As part of the ceasefire, Yemeni troops deployed to Dammaj and evacuated all Salafi fighters and their families to the neighboring Al Hudaydah Governorate and Sanaa Governorate, thus handing over victory to the Houthis. Many Salafis, however, said they felt cheated by the agreement.

==Aftermath==
By January 2014, the conflict in Dammaj had left over 200 people killed and 600 injured, most of them from the Salafi side. The Houthis did not release their own reports of casualties.

==Reactions==
Following the siege, the government of Indonesia tried to evacuate its citizens from the Dar al-Hadith institute where over 100 Indonesians were said to live. Yemen's Indonesian ambassador, Agus Budiman, said it was difficult for them to evacuate the students because most of them did not want to leave and were armed and "ready for jihad", adding that the government was "worried about their condition". They were eventually contacted with permission of Sheikh al-Hajoori and the Houthis said they would ensure the safety of their evacuation, although they did not allow embassy staff to enter the compound or take the bodies.

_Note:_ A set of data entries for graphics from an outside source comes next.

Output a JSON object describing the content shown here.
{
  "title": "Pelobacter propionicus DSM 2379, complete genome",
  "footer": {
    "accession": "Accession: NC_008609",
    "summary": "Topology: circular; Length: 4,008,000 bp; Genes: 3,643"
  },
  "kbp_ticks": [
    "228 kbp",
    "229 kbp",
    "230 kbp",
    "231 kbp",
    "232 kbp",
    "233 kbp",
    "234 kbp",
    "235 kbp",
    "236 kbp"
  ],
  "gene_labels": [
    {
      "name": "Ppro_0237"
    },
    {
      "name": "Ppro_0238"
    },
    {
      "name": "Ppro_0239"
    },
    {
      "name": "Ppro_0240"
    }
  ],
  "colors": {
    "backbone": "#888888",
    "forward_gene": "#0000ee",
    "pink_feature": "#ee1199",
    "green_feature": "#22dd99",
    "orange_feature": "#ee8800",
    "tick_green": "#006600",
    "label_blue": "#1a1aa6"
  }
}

Yemeni Salafi Islamists held a rally Sanaa on 30 November 2011, led by Mohammad al-Ammari, to protest the siege. Ammari said that thousands of people were being besieged and deprived of food and medicine, accusing the Houthis of trying to create a Shi'a state in northern Yemen. Salafi clerics at the rally warned the Houthis that they would be willing to deploy fighters to Dammaj.

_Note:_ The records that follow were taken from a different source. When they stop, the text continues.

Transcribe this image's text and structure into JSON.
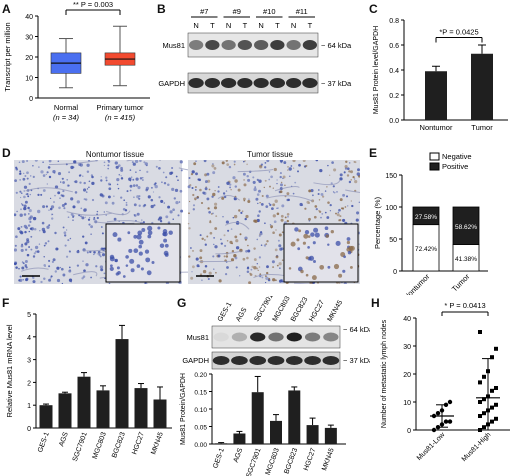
{
  "panels": {
    "A": "A",
    "B": "B",
    "C": "C",
    "D": "D",
    "E": "E",
    "F": "F",
    "G": "G",
    "H": "H"
  },
  "panel_a": {
    "ylabel": "Transcript per million",
    "stat": "** P = 0.003",
    "groups": [
      {
        "label": "Normal",
        "n": "(n = 34)",
        "color": "#4a6ff0",
        "min": 5,
        "q1": 12,
        "median": 17,
        "q3": 22,
        "max": 29
      },
      {
        "label": "Primary tumor",
        "n": "(n = 415)",
        "color": "#f24a2f",
        "min": 6,
        "q1": 16,
        "median": 19,
        "q3": 22,
        "max": 35
      }
    ],
    "yticks": [
      "0",
      "10",
      "20",
      "30",
      "40"
    ],
    "ylim": [
      0,
      40
    ]
  },
  "panel_b": {
    "pairs": [
      "#7",
      "#9",
      "#10",
      "#11"
    ],
    "lanes": [
      "N",
      "T",
      "N",
      "T",
      "N",
      "T",
      "N",
      "T"
    ],
    "rows": [
      {
        "name": "Mus81",
        "size": "64 kDa"
      },
      {
        "name": "GAPDH",
        "size": "37 kDa"
      }
    ]
  },
  "panel_c": {
    "ylabel": "Mus81 Protein level/GAPDH",
    "stat": "*P = 0.0425",
    "categories": [
      "Nontumor",
      "Tumor"
    ],
    "values": [
      0.39,
      0.53
    ],
    "errors": [
      0.04,
      0.07
    ],
    "yticks": [
      "0.0",
      "0.2",
      "0.4",
      "0.6",
      "0.8"
    ],
    "ylim": [
      0,
      0.8
    ]
  },
  "panel_d": {
    "titles": [
      "Nontumor tissue",
      "Tumor tissue"
    ]
  },
  "panel_e": {
    "ylabel": "Percentage (%)",
    "legend": [
      "Negative",
      "Positive"
    ],
    "categories": [
      "Nontumor",
      "Tumor"
    ],
    "negative": [
      72.42,
      41.38
    ],
    "positive": [
      27.58,
      58.62
    ],
    "neg_labels": [
      "72.42%",
      "41.38%"
    ],
    "pos_labels": [
      "27.58%",
      "58.62%"
    ],
    "yticks": [
      "0",
      "50",
      "100",
      "150"
    ],
    "ylim": [
      0,
      150
    ]
  },
  "panel_f": {
    "ylabel": "Relative Mus81 mRNA level",
    "categories": [
      "GES-1",
      "AGS",
      "SGC7901",
      "MGC803",
      "BGC823",
      "HGC27",
      "MKN45"
    ],
    "values": [
      1.0,
      1.52,
      2.25,
      1.65,
      3.9,
      1.75,
      1.25
    ],
    "errors": [
      0.05,
      0.05,
      0.18,
      0.2,
      0.6,
      0.2,
      0.55
    ],
    "yticks": [
      "0",
      "1",
      "2",
      "3",
      "4",
      "5"
    ],
    "ylim": [
      0,
      5
    ]
  },
  "panel_g": {
    "lanes": [
      "GES-1",
      "AGS",
      "SGC7901",
      "MGC803",
      "BGC823",
      "HGC27",
      "MKN45"
    ],
    "rows": [
      {
        "name": "Mus81",
        "size": "64 kDa"
      },
      {
        "name": "GAPDH",
        "size": "37 kDa"
      }
    ],
    "ylabel": "Mus81 Protein/GAPDH",
    "values": [
      0.002,
      0.03,
      0.148,
      0.066,
      0.153,
      0.054,
      0.046
    ],
    "errors": [
      0.002,
      0.006,
      0.045,
      0.018,
      0.01,
      0.02,
      0.008
    ],
    "yticks": [
      "0.00",
      "0.05",
      "0.10",
      "0.15",
      "0.20"
    ],
    "ylim": [
      0,
      0.2
    ]
  },
  "panel_h": {
    "ylabel": "Number of metastatic lymph nodes",
    "stat": "* P = 0.0413",
    "categories": [
      "Mus81-Low",
      "Mus81-High"
    ],
    "means": [
      5,
      11.5
    ],
    "sds": [
      4,
      14
    ],
    "low_points": [
      0,
      1,
      2,
      3,
      3,
      5,
      6,
      7,
      9,
      10
    ],
    "high_points": [
      0,
      1,
      2,
      3,
      4,
      5,
      6,
      7,
      8,
      9,
      10,
      11,
      12,
      14,
      15,
      17,
      19,
      21,
      26,
      29,
      35
    ],
    "yticks": [
      "0",
      "10",
      "20",
      "30",
      "40"
    ],
    "ylim": [
      0,
      40
    ]
  },
  "colors": {
    "bar": "#1f1f1f",
    "histo_bg": "#d9dbe3",
    "nuclei": "#3c4fa8",
    "brown": "#8a6a4a"
  }
}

The Yemeni National Council (an opposition council established on 17 August 2011 to lead the revolution against President Saleh) sent a delegation led by Mussed Al-Radaee, general secretary of the Nasserite Party to Saada. A similar delegation was sent by protesters from Sanaa's Change Square. Neither group had released their report by early December 2011.

On 3 December 2011, in a message posted on jihadist website Shumukh al-Islam, al-Qaeda in the Arabian Peninsula leader Nasir al-Wuhayshi announced they would be deploying fighters to Dammaj to combat the Houthis. Another Yemeni al-Qaeda leader, sheikh Abu Zubair Adil al-Abab, released a statement during a lecture in which he stated al-Qaeda would be providing training to Sunni fighters in Dammaj and warned the Houthis that "You tried our strength, and the day of al-Ghadir is not far from you." Nasir al-Wuhayshi was himself an alumnus of one of Dar al-Hadith's offshoots and, according to Said Obaid, chairman of the Al-Jemhi Centre for Researches and Studies, "graduates of these schools are almost ready to be Al-Qaeda members." On 12 December, an audio message was posted on jihadist websites by al-Qaeda leader Ibrahim al-Rubaish, which declared jihad against Houthi rebels.